On his 14th birthday, RJ Sullivan got a gift a true Lego lover, like himself, can appreciate, “It’s the White House.” But it was another gift out of Washington D.C. that brought great relief to his family.
The Food and Drug Administration approved the first steroid, this month, used to treat Duchenne Muscular Dystrophy.
"The letter stated, it was very exciting news, that this drug was going to be produced by Marathon here in the U.S.,” said RJ’s mom Suzanne Sullivan.
RJ was diagnosed with the fatal muscle-wasting disease eight years ago. "The best option, and it is a daily option, is to take a steroid," said Suzanne Sullivan.
Pending FDA approval, the Sullivan’s have been buying Deflazacort from the U.K. "We pay anywhere from $700 to $1400 a year" said Suzanne.
So imagine their surprise when Marathon announced their version Emflaza would come with an $89,000 price tag. "This is the standard of care, the only treatment out there for boys with Duchenne... It doesn't seem right that they can do that."
But they can, because of the 1983 Orphan Drug Act signed into law by President Ronald Reagan. The act incentivizes companies to develop drugs for rare diseases by allowed them to have seven year monopolies, meaning no other company can sell that drug during that time.
"To save your son you have to live in a shoe box," said Jennifer Dumm
Right now Dumm’s son, Owen is on a trial for the only other FDA approved specialty drug for Duchenne. She says in 96 weeks, the change is noticeable. "He was not only able to scratch his knee or his ankle but sit back up again, where before he couldn't, " said Dumm.

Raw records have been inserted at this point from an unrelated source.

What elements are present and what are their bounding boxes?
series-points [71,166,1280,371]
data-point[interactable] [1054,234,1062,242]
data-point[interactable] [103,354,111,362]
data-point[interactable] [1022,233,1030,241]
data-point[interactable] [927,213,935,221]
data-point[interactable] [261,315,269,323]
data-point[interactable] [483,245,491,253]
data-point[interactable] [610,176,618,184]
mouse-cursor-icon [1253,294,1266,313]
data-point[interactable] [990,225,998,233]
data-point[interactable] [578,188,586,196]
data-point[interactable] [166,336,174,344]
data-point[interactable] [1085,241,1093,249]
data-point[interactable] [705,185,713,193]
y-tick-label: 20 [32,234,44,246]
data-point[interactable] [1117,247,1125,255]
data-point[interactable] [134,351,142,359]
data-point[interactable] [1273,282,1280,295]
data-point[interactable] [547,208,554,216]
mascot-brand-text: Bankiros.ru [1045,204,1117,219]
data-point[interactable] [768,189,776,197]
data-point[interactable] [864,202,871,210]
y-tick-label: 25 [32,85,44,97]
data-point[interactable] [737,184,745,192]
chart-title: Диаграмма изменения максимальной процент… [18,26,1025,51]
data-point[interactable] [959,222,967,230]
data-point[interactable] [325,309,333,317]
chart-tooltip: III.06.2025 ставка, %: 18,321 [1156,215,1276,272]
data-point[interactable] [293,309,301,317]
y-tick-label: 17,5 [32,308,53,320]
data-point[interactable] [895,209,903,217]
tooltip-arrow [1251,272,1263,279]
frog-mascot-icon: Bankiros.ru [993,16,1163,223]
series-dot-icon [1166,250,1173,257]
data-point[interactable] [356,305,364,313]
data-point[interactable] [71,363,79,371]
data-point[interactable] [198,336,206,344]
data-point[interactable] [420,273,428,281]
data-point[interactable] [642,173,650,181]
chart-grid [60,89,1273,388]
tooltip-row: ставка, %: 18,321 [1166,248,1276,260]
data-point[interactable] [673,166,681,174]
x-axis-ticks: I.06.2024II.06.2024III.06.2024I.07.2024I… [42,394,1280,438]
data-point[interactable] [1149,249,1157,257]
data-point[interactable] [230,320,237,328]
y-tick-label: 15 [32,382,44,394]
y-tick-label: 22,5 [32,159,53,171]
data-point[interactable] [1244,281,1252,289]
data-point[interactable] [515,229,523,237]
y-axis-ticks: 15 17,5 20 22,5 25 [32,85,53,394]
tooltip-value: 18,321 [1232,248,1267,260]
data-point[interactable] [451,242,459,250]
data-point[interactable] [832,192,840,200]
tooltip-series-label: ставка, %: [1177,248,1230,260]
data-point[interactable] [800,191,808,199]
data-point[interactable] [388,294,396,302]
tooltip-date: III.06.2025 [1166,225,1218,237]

That progress is the reason she says she'll give up everything to keep him on this lifesaving drug.
"The baseline of this drug is $325,000 a year… Right now there is a lot of controversy with the insurance companies not wanting to cover the cost of this drug."
So parents are left fighting to obtain two drugs that are the only hope for the estimated 15,000 living with this rare, incurable disease.